Ecco perché sono del parere di non chiudere con troppa facilità le scuole come se si trattasse di luoghi qualunque, come fossero semplici immobili sempre a disposizione in caso di bisogno e non i luoghi privilegiati dove si aiutano a crescere i cittadini dell’Italia che verrà.

Vorrei pure che si considerassero meglio le feste nazionali. Esse sono eccezionali momenti educativamente importanti e preziosi per tutti, ma specialmente per i giovanissimi. Le feste deputate da sempre a far riconoscere ed apprendere la storia patria, il 25 Aprile e il 4 Novembre, devono tornare ad essere momenti di partecipazione di tutti gli scolari e studenti, da condividere insieme con i docenti e la cittadinanza tutta.

Nei nuovi programmi della scuola primaria in quinta elementare si studiano gli antichi romani. Un’incongruenza, un vero assurdo educativo che allontana drammaticamente i bambini dalla comprensione della contemporaneità e dal significato della partecipazione alla storia nazionale.
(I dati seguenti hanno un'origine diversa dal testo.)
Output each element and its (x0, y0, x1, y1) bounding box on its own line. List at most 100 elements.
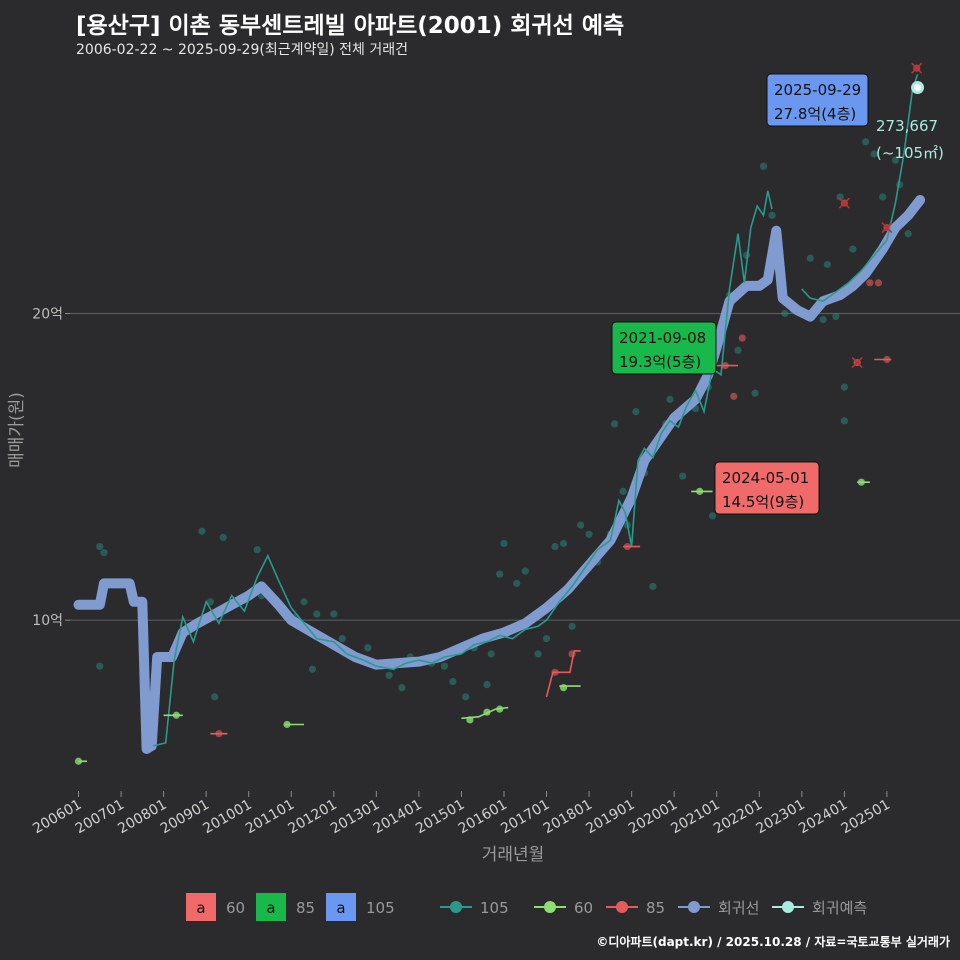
trade-point-105 (96, 662, 104, 670)
legend-fill-glyph: a (336, 899, 345, 917)
regression-line (73, 195, 926, 754)
y-tick-labels: 10억 20억 (32, 306, 63, 629)
trade-point-85 (866, 279, 874, 287)
trade-point-105 (253, 546, 261, 554)
trade-point-105 (559, 539, 568, 548)
trade-point-105 (521, 567, 529, 575)
trade-point-105 (385, 671, 393, 679)
highlight-cross-marker (911, 62, 923, 74)
legend-line-marker (450, 901, 462, 913)
trade-point-105 (781, 309, 789, 318)
trade-point-105 (96, 542, 104, 551)
legend-line-label: 85 (646, 899, 665, 917)
trade-point-105 (313, 610, 321, 618)
trade-point-105 (819, 316, 827, 324)
x-tick-label: 202501 (839, 797, 893, 838)
legend-fill-glyph: a (196, 899, 205, 917)
trade-point-105 (632, 408, 640, 416)
highlight-cross-marker (851, 356, 863, 369)
trade-point-105 (879, 193, 887, 201)
trade-point-105 (513, 579, 521, 587)
trade-point-105 (496, 570, 504, 578)
legend: a 60 a 85 a 105 105 60 85 회귀선 회귀예측 (186, 893, 867, 921)
trade-point-85 (874, 279, 883, 287)
trade-point-105 (462, 693, 470, 701)
legend-line-item: 60 (534, 899, 593, 917)
trade-point-85 (738, 334, 746, 342)
highlight-cross-marker (838, 197, 850, 209)
trade-point-105 (534, 650, 542, 658)
legend-line-item: 회귀선 (678, 899, 759, 917)
trade-point-105 (619, 487, 627, 495)
trade-point-105 (100, 549, 108, 557)
trade-point-105 (206, 598, 215, 606)
legend-fill-label: 60 (226, 899, 245, 917)
annotation-price: 14.5억(9층) (722, 493, 804, 511)
legend-line-marker (544, 901, 556, 913)
trade-point-105 (734, 346, 742, 354)
chart-marks (73, 62, 926, 765)
trade-point-105 (836, 193, 844, 201)
chart-title: [용산구] 이촌 동부센트레빌 아파트(2001) 회귀선 예측 (76, 13, 625, 39)
chart-subtitle: 2006-02-22 ~ 2025-09-29(최근계약일) 전체 거래건 (76, 42, 408, 58)
legend-line-item: 회귀예측 (772, 899, 867, 917)
grid-lines (65, 312, 960, 797)
trade-point-105 (440, 662, 449, 670)
trade-point-105 (338, 634, 346, 643)
trade-point-105 (832, 312, 840, 321)
legend-fill-swatch (256, 893, 286, 921)
legend-line-item: 85 (606, 899, 665, 917)
trade-point-105 (330, 610, 338, 618)
annotation-price: 19.3억(5층) (619, 353, 701, 371)
trade-point-105 (219, 533, 227, 541)
legend-fill-swatch (326, 893, 356, 921)
legend-line-label: 60 (574, 899, 593, 917)
series-60-line (461, 706, 509, 720)
annotation-price: 27.8억(4층) (774, 105, 856, 123)
legend-line-label: 105 (480, 899, 509, 917)
legend-fill-label: 105 (366, 899, 395, 917)
trade-point-105 (300, 598, 308, 606)
trade-point-105 (666, 395, 674, 403)
trade-point-105 (708, 512, 717, 520)
legend-line-marker (616, 901, 628, 913)
legend-line-label: 회귀선 (718, 899, 759, 917)
legend-line-marker (688, 901, 700, 913)
legend-fill-item: a 105 (326, 893, 395, 921)
legend-line-item: 105 (440, 899, 509, 917)
x-tick-labels: 2006012007012008012009012010012011012012… (30, 797, 893, 838)
trade-point-105 (891, 156, 900, 164)
annotation-s60: 2024-05-01 14.5억(9층) (714, 461, 820, 515)
trade-point-105 (542, 634, 551, 643)
annotation-date: 2025-09-29 (774, 81, 861, 99)
trade-point-105 (449, 677, 457, 686)
series-105-line (801, 74, 919, 303)
trade-point-60 (559, 684, 568, 692)
legend-fill-swatch (186, 893, 216, 921)
trade-point-105 (198, 527, 206, 535)
trade-point-105 (679, 472, 687, 480)
source-caption: ©디아파트(dapt.kr) / 2025.10.28 / 자료=국토교통부 실… (596, 935, 950, 949)
y-tick-label: 20억 (32, 306, 63, 322)
trade-point-105 (500, 539, 508, 548)
trade-point-85 (730, 392, 738, 400)
trade-point-105 (364, 644, 372, 652)
trade-point-105 (823, 260, 831, 269)
annotation-box (611, 321, 717, 375)
series-85-line (545, 650, 581, 698)
trade-point-105 (870, 150, 878, 158)
legend-fill-label: 85 (296, 899, 315, 917)
trade-point-105 (211, 693, 219, 701)
trade-point-105 (398, 684, 406, 692)
annotation-box (766, 73, 869, 127)
trade-point-105 (487, 650, 495, 658)
annotation-s85: 2021-09-08 19.3억(5층) (611, 321, 717, 375)
x-axis-title: 거래년월 (482, 845, 545, 865)
trade-point-105 (585, 530, 593, 538)
trade-point-105 (806, 254, 814, 262)
trade-point-105 (759, 162, 768, 170)
trade-point-105 (840, 417, 848, 425)
trade-point-105 (568, 622, 576, 630)
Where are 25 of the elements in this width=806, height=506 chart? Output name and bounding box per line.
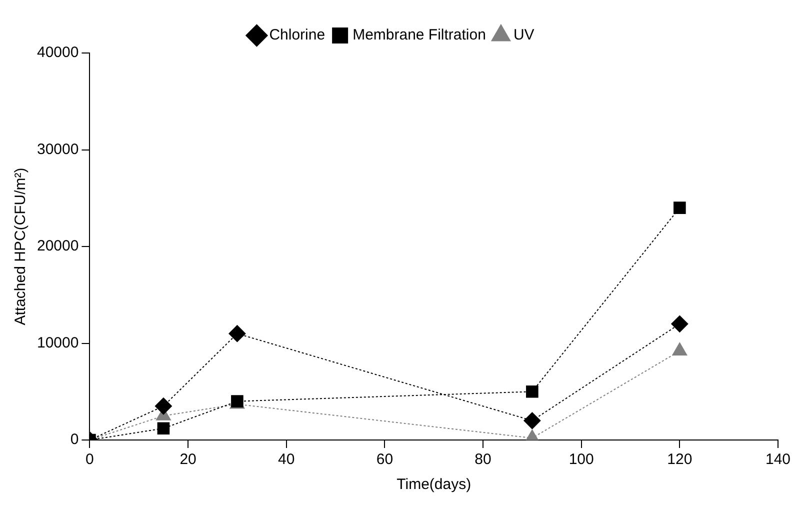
y-tick-label: 30000 (36, 140, 79, 158)
point (526, 385, 538, 398)
legend-label: Chlorine (269, 26, 326, 44)
y-tick-label: 40000 (36, 44, 79, 62)
x-axis-title: Time(days) (396, 476, 472, 494)
legend-label: Membrane Filtration (352, 26, 486, 44)
x-tick-label: 20 (180, 451, 196, 468)
point (524, 412, 541, 430)
y-axis-title: Attached HPC(CFU/m²) (12, 168, 30, 326)
x-tick-label: 40 (278, 451, 295, 468)
y-tick-label: 10000 (36, 334, 79, 352)
x-tick-label: 100 (568, 451, 594, 468)
point (228, 325, 246, 342)
y-tick-label: 20000 (36, 238, 79, 255)
y-tick-label: 0 (70, 431, 79, 448)
legend-label: UV (513, 26, 534, 44)
point (671, 315, 688, 332)
x-tick-label: 80 (474, 451, 492, 468)
x-tick-label: 140 (765, 451, 791, 468)
point (157, 422, 170, 435)
x-tick-label: 120 (667, 451, 692, 468)
x-tick-label: 0 (86, 451, 94, 468)
point (674, 202, 686, 214)
point (154, 398, 172, 415)
x-tick-label: 60 (376, 451, 394, 468)
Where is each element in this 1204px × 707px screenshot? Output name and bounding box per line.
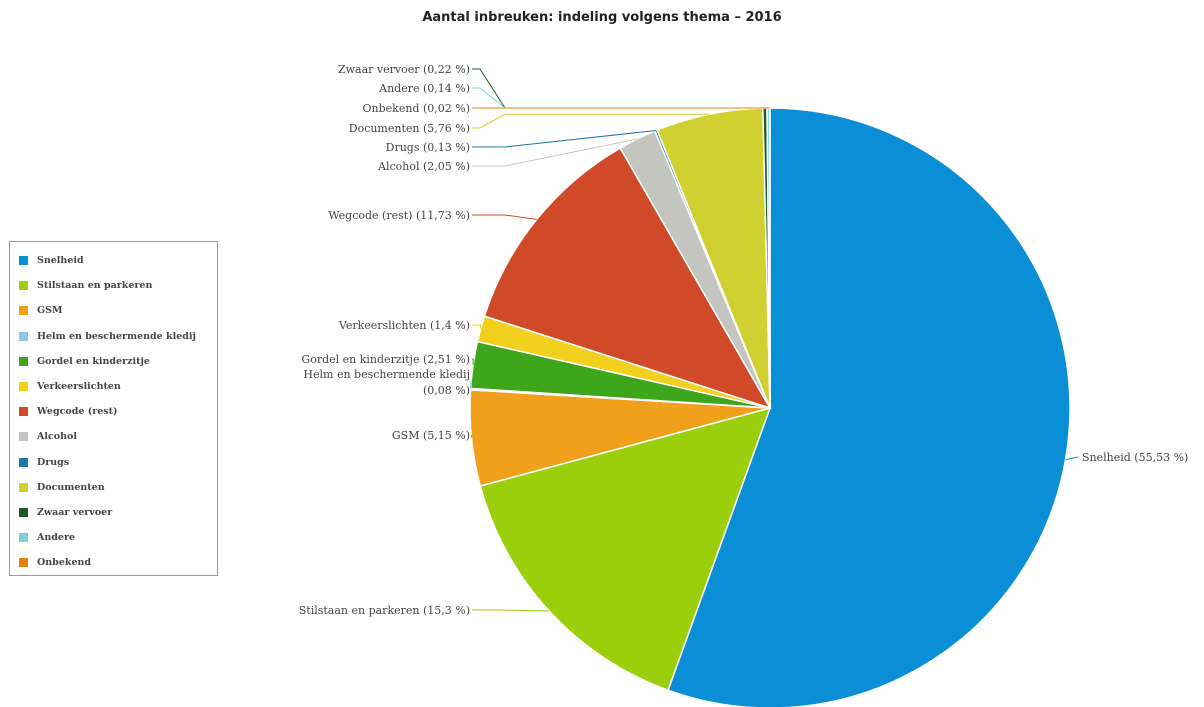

Se il legislatore ha ritenuto, a torto, di depennare la storia moderna e contemporanea dai programmi della fascia di età scolare in cui meglio la si recepisce, anche perché ci sarebbe ancora la possibilità di avere in classe i reduci e i testimoni dell’epoca, che senso ha chiudere le scuole e fare vacanza giovedì 17 marzo? Quali equilibrismi dovrebbero fare i docenti per far capire agli allievi il perché e il significato della festa?

D’altro canto, pagine di storia educativamente assai significative come la “Giornata della memoria” sono fortunatamente ricordate in tante scuole di ogni grado in maniera eccellente durante le normali ore di lezione.

Siccome solo stando di più a scuola tutti insieme, e non lasciando i bambini sul divano davanti alla tv, potremo dire di avercela messa tutta per cercare di formare tanti buoni cittadini di domani, io direi di fare meno vacanze; e di rivedere con urgenza i programmi di storia nelle scuole dell’obbligo, per non coinvolgere passivamente i bambini in feste che non riconoscono e non riescono a capire, col rischio di appiattirne il grande significato storico.